Npte that the International dollar comparisons between countries will generally differ from comparisons based solely on currency exchange rates (so-called nominal, or exchange rate comparisons).
How do Gross National Income Figures (GNI) for fifty different countries compare, when expressed in International dollars?
Here, for example are World Bank GNI figures for 50 country economies, showing per capita gross national income (GNI)
expressed in international dollars (3rd column). As of early 2016, figures latest available figures are for 2014.Figures for and 2015 and 2016 are not yet available. Figures marked with * are for 2013. All figures in this table figures are based on the year 2011 base international dollar.
|Approx Rank Intl$|
|2013 GNI Per Capita|
Intl $ Basis
|3||United Arab Emirates||67,720|
|26||Republic of Korea||34,620|
|28||Trinadad and Tobago||31,970|
|42||Sst. Kitts and Nevis||22,600|
These per capita figures, of course, represent total country GNIs divided by each country's average population. The 2014 international dollar figures show, for example, that the average citizen of Norway was represented by slightly less than twice the economic output of the average Spanish citizen (Intl $66,330 vs. $34,700). .
International dollar figures may be expressed as current international dollars (as in the table above), in which case the exchange rate adjustments and PPP adjustments represent the stated year's exchange rates and buying power figures for each country.

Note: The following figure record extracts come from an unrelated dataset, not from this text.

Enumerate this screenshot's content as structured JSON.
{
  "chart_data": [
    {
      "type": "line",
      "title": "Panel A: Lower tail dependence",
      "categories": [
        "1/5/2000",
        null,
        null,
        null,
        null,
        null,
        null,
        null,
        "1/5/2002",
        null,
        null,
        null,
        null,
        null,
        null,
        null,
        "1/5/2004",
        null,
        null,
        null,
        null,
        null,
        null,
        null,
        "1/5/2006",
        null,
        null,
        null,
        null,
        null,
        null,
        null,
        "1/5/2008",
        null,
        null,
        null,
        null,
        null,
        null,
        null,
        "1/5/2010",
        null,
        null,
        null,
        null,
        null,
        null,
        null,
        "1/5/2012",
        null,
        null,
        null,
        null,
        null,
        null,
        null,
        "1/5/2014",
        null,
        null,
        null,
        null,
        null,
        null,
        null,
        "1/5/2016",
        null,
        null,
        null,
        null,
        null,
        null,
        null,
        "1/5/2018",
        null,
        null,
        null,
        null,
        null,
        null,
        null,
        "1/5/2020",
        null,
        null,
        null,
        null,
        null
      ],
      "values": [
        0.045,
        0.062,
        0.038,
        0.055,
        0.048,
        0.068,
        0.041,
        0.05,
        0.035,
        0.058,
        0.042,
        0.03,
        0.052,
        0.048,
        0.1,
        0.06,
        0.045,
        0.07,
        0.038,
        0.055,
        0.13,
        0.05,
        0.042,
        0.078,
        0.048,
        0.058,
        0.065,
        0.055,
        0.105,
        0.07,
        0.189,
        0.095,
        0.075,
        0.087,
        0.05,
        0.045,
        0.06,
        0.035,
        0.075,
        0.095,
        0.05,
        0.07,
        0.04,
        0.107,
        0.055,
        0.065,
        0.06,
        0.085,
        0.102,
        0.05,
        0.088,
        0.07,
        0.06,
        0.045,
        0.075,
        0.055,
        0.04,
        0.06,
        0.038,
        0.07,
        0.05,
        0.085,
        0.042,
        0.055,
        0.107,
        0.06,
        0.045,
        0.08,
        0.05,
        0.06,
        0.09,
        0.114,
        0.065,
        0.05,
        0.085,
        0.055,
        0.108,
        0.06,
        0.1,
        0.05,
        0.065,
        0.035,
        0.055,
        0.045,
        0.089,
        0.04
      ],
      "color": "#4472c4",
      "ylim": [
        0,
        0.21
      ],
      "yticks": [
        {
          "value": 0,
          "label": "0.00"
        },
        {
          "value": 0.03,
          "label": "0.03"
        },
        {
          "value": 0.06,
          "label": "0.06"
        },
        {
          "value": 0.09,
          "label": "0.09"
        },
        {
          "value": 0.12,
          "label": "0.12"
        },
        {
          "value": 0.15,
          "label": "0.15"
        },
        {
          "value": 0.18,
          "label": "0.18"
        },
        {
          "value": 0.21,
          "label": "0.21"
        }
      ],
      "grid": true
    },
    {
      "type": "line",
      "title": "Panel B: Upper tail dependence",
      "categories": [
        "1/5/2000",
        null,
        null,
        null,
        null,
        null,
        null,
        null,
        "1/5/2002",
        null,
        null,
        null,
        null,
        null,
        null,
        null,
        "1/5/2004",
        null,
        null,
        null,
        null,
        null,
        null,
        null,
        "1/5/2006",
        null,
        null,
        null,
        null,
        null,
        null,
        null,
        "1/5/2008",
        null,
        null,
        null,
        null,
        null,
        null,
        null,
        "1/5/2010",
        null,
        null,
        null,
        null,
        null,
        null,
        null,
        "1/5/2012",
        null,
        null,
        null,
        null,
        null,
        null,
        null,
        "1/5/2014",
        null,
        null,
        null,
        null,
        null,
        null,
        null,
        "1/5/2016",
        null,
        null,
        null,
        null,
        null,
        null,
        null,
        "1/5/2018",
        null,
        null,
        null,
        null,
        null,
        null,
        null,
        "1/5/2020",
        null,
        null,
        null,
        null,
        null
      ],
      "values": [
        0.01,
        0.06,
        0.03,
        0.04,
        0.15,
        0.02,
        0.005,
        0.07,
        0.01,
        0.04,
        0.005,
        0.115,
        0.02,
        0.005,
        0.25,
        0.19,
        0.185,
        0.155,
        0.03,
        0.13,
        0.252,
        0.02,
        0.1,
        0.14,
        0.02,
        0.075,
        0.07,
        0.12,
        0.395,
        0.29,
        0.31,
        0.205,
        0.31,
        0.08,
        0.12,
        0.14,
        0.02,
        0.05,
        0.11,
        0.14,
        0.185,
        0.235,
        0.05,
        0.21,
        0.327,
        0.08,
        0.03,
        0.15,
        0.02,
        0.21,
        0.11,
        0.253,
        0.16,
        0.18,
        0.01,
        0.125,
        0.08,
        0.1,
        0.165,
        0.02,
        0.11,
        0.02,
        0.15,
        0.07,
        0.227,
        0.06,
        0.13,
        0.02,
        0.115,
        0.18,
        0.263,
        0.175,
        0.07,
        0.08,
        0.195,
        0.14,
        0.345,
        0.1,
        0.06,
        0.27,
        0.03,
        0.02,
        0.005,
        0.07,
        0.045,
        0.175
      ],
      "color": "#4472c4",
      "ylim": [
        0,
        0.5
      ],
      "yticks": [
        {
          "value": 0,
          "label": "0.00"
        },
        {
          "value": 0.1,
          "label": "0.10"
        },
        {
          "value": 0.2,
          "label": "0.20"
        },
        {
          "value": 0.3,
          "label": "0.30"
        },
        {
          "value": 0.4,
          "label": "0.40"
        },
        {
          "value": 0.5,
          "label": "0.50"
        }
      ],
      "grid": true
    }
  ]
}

What further adjustments are sometimes made for international dollars figures to compensate for inflation?
When comparisons are made between years, as well as between countries, the International dollar figures may be further adjusted to compensate for inflation. In that case, a base year will be specified, e.g., (2011 for the above table), and all figures between countries and between years will be expressed in constant international "2011 international dollars" or some constant dollars for some other base year.
In summary, those comparing economic figures from different countries and different times should be sure to understand carefully which adjustment or adjustments are reflected in the data:
- Population adjustments (In which case, figures represent per capita monies)
- Currency exchange rate adjustments (In which case, figures will be expressed in one currency unit (typically US$, International $, € £ or ¥)
- Purchasing power parity adjustments and/or average commodity prices (in which case, figures are typically expressed as International $)
- Inflation adjustments (in which case, figures have been adjusted, based on changes in an inflation index such as the consumer price index, to represent currency for a "base" year, such as 2000).